There had been a savage electric rainstorm on the last night of the flood of thirty-six. The crest of thirty-six was a grim one and it was near what Loll had warned.
And there was no way to question her about it.
Because during the storm—at some point—she disappeared (as Darly was to do) from off our land of earth.
It all came out the next week.
Toonerville Boso, the desk clerk, hadn't seen nor heard of Darly Pogue in three days and nights. An old lady in four-oh-seven reported a slight leak of brown water in the ceiling of her bedroom. Toonerville approached the sealed room on the morning of the Sunday after Easter and he, too, noted a trickle of yellow, muddy water from under the door of Darly's room. There was also a tiny sunfish flipping helplessly about on the Oriental carpet.
You remember the rest of it—
How a wall of green water and spring mud and live catfish came vomiting out of that door, sweeping poor Boso down the hall and down the winding stairs and out the hotel door and into the sidewalk.
That room had been invaded. Yes, the spigots were wide open.

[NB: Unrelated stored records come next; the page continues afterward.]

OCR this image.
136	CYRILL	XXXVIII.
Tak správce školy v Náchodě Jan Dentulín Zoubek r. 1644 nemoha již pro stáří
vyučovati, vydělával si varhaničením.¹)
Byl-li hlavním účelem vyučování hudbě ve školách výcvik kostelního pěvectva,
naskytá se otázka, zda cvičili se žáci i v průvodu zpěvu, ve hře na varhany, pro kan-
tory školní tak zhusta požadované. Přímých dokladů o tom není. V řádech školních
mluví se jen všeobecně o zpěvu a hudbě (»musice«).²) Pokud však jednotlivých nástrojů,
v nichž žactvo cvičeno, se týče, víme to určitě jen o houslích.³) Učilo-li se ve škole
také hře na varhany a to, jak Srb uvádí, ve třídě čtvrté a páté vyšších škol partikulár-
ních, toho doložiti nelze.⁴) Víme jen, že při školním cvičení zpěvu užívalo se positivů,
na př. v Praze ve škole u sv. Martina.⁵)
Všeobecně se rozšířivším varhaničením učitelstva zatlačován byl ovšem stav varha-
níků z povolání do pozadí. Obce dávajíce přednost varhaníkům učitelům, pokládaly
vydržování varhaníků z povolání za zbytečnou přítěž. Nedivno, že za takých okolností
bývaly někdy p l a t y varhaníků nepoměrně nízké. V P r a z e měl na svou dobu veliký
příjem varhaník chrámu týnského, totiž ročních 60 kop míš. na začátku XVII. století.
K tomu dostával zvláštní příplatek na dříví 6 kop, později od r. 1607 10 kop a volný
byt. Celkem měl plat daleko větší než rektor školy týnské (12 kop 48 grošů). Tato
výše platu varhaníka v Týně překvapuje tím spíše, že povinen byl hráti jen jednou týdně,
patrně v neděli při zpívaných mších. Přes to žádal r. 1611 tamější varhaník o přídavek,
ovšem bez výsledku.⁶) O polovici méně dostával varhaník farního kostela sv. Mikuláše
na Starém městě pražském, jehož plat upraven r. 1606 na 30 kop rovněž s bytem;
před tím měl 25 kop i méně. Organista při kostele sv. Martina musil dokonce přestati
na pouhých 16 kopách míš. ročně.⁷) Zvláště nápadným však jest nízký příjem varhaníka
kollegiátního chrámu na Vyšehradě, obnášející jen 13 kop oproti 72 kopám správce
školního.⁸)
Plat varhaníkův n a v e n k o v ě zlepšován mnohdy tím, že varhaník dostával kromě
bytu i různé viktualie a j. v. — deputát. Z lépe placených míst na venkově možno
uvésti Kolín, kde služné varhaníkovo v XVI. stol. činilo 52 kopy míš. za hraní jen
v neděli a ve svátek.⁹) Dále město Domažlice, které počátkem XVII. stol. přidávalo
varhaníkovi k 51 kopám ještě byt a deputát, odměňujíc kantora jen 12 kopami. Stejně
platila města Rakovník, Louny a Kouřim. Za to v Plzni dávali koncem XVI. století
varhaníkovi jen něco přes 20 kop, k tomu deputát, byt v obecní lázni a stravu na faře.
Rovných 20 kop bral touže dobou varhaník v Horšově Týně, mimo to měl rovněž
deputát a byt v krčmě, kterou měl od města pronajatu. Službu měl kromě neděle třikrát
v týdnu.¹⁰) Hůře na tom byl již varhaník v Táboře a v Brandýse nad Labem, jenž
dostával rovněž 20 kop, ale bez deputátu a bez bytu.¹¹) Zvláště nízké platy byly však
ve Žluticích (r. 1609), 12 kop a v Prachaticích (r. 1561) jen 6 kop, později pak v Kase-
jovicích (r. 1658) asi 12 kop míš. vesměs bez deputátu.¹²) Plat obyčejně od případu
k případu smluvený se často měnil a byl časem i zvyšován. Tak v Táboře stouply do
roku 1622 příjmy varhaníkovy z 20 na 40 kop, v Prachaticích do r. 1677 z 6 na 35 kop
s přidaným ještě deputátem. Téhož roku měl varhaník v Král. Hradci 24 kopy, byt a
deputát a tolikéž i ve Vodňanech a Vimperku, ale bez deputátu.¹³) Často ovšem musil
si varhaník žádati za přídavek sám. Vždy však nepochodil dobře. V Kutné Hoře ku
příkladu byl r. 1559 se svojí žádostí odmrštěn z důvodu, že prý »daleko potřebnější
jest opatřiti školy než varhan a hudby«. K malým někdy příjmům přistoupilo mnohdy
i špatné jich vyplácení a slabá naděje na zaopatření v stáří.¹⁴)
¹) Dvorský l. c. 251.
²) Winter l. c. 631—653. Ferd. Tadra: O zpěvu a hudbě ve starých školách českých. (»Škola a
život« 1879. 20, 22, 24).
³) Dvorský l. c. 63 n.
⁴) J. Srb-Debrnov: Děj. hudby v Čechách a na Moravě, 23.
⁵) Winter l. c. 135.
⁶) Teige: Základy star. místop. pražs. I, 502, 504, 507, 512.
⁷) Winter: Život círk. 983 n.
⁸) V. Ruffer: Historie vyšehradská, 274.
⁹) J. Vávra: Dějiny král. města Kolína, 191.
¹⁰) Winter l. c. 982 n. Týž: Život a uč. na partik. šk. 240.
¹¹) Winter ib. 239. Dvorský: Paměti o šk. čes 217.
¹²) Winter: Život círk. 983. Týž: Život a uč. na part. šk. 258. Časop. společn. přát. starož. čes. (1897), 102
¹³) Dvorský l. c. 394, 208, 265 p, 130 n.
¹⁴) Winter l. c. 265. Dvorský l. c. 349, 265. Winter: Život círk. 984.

Everyone in Glory, every one in the riverlands at least, knows that the ceiling of that hotel room was the real crest of thirty-six. Colonel Bruce he worked with transit and scale and plumb bob for a month afterward—measuring it—the real crest of thirty-six. It was exactly one hundred and thirteen feet.
I know, I know—there were catfish in the room and sunfish and gars and a couple of huge goldfish and they all too big to have squeezed up through the hotel plumbing, let alone through those little brass spigots. But they did. The pressure must have been enormous. And it all must have come rushing out and filling up in the space of a few seconds—before Darly Pogue could know what was happening and could scream.